There are extensive options for identifying and labeling "noteworthy"
observations, with various methods. These rely on `car::showLabels()`, where the default `id.method = "y"` label points whose
Y coordinate is very large.
```{r indexplot, fig.width=9}
infIndexPlot(Rohwer.mod,
id.n=3, id.col = "red", id.cex=1.5, id.location="ab")
```
In this example, note that while case 5 stands out as influential, it does not have an exceptionally large Mahalanobis
squared distance, $D^2$ of the residuals.
# Robust MLMs
Influential cases and those with large residuals can sometimes be dealt with by fitting a **robust** version of
the multivariate model. The function `heplots::robmlm()` uses a simple M-estimator that down-weights cases
with large residuals. Fitting is done by iterated re-weighted least squares (IWLS), using weights based on the Mahalanobis squared distances of the current residuals from the origin, and a scaling (covariance) matrix calculated by `MASS::cov.trob()`.
```{r robmlm1}
Rohwer.rmod <- heplots::robmlm(cbind(SAT, PPVT, Raven) ~ n + s + ns + na + ss,
data=Rohwer2)
```
The returned object has a `weights` component, the weight for each case in the final iteration. Which ones are less than 0.9 here?
```{r rob-weights}
which(Rohwer.rmod$weights < .9)
```
A simple index plot makes the down-weighted observations stand out. Case 5 is not among them, but I label it anyway.

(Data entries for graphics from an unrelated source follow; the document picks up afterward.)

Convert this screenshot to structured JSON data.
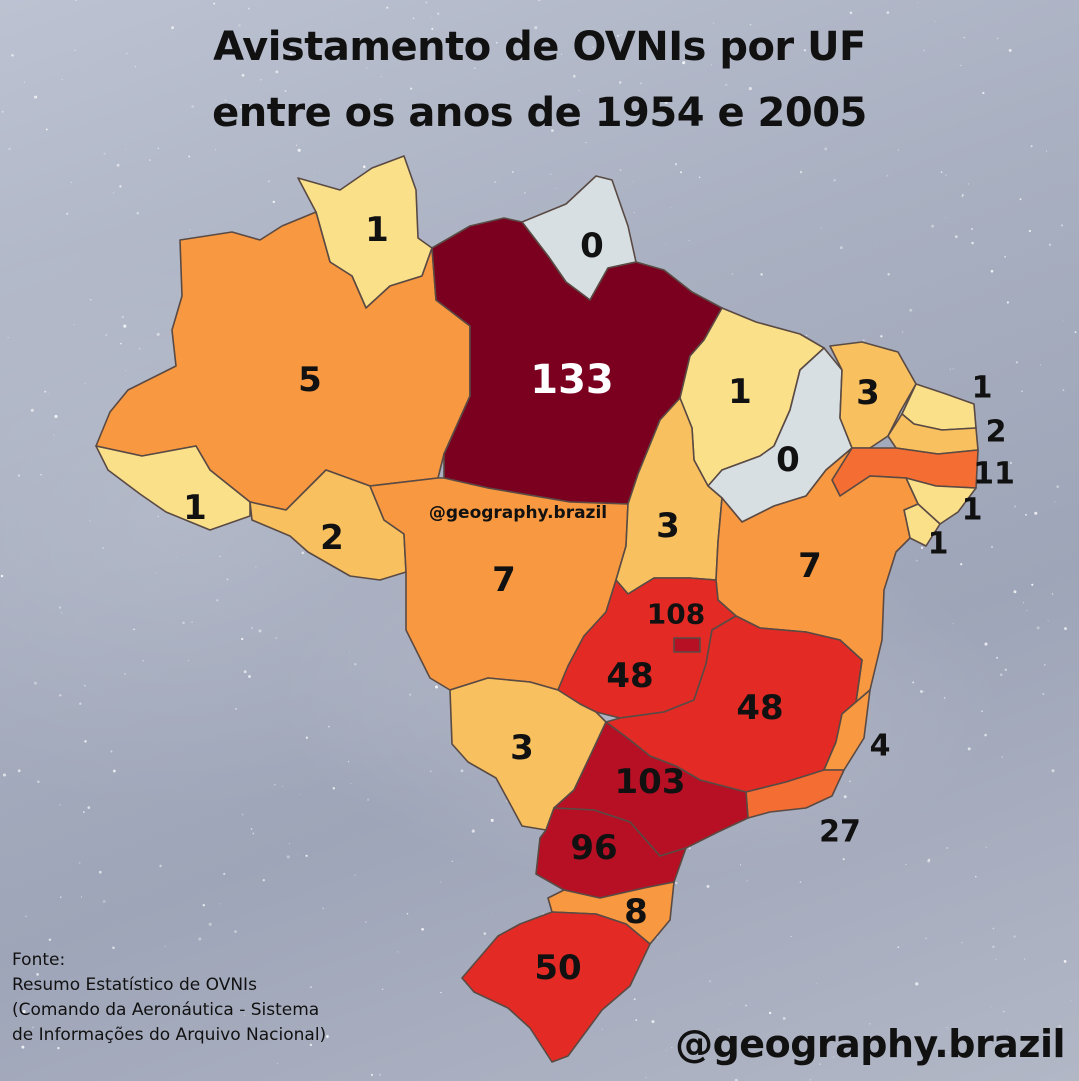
{
  "title": {
    "line1": "Avistamento de OVNIs por UF",
    "line2": "entre os anos de 1954 e 2005"
  },
  "map_watermark": "@geography.brazil",
  "handle": "@geography.brazil",
  "source": {
    "line1": "Fonte:",
    "line2": "Resumo Estatístico de OVNIs",
    "line3": "(Comando da Aeronáutica - Sistema",
    "line4": "de Informações do Arquivo Nacional)"
  },
  "colors": {
    "zero": "#d7dfe3",
    "low": "#fbe08a",
    "mid_low": "#f8c05f",
    "mid": "#f89840",
    "mid_high": "#f46d33",
    "high": "#e32a24",
    "very_high": "#b70f24",
    "max": "#7b0020"
  },
  "map_values": {
    "RR": "1",
    "AP": "0",
    "AM": "5",
    "PA": "133",
    "MA": "1",
    "PI": "0",
    "CE": "3",
    "RN": "1",
    "PB": "2",
    "PE": "11",
    "AL": "1",
    "SE": "1",
    "BA": "7",
    "AC": "1",
    "RO": "2",
    "MT": "7",
    "TO": "3",
    "DF": "108",
    "GO": "48",
    "MG": "48",
    "ES": "4",
    "RJ": "27",
    "MS": "3",
    "SP": "103",
    "PR": "96",
    "SC": "8",
    "RS": "50"
  }
}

```{r rob-index-plot, fig.width=8, fig.height=4}
par(mar = c(4,4,1,1)+.1)
wts <- Rohwer.rmod$weights
idx <- c(5, which(wts < .9))
plot(wts, type="h",
xlab = "Case index",
ylab = "Robust mlm weight",
cex.lab = 1.25)
rect(0, .9, 33, 1.1,
col=scales::alpha("gray", .25),
border=NA)
points(wts, pch = 16,
cex = ifelse(wts < .9, 1.5, 1),
col = ifelse(wts < .9, "red", "black"))
text(idx, wts[idx], label=idx, pos=3, cex=1.2, xpd=NA )
```
What's up with case 5? It had the largest leverage, but it's Mahalanobis $D^2$ was not large.
Thus, it was not down-weighted, even though it is an influential observation.
What difference do these observations make in the fitted regression? This calculates the percentage relative difference
between the coefficients in the standard `lm()` and the robust version. The largest changes are for the coefficients
of the `ss` task, but there is an even greater one for `PPVT` on the `n` task.
```{r}
100 * abs(coef(Rohwer.mod) - coef(Rohwer.rmod)) / abs(coef(Rohwer.mod))
```
## Citation
To cite `mvinfluence` in publications, use:
```{r citation}
citation("mvinfluence")
```
## References
Barrett, B. E. and Ling, R. F. (1992).
General Classes of Influence Measures for Multivariate Regression.
*Journal of the American Statistical Association*, **87**(417), 184-191.
Barrett, B. E. (2003). Understanding Influence in Multivariate Regression.
*Communications in Statistics -- Theory and Methods*, **32**, 3, 667-680.
Lawrence, A. J. (1995). Deletion Influence and Masking in Regression.
*Journal of the Royal Statistical Society. Series B (Methodological)* , **57**, No. 1, pp. 181-189.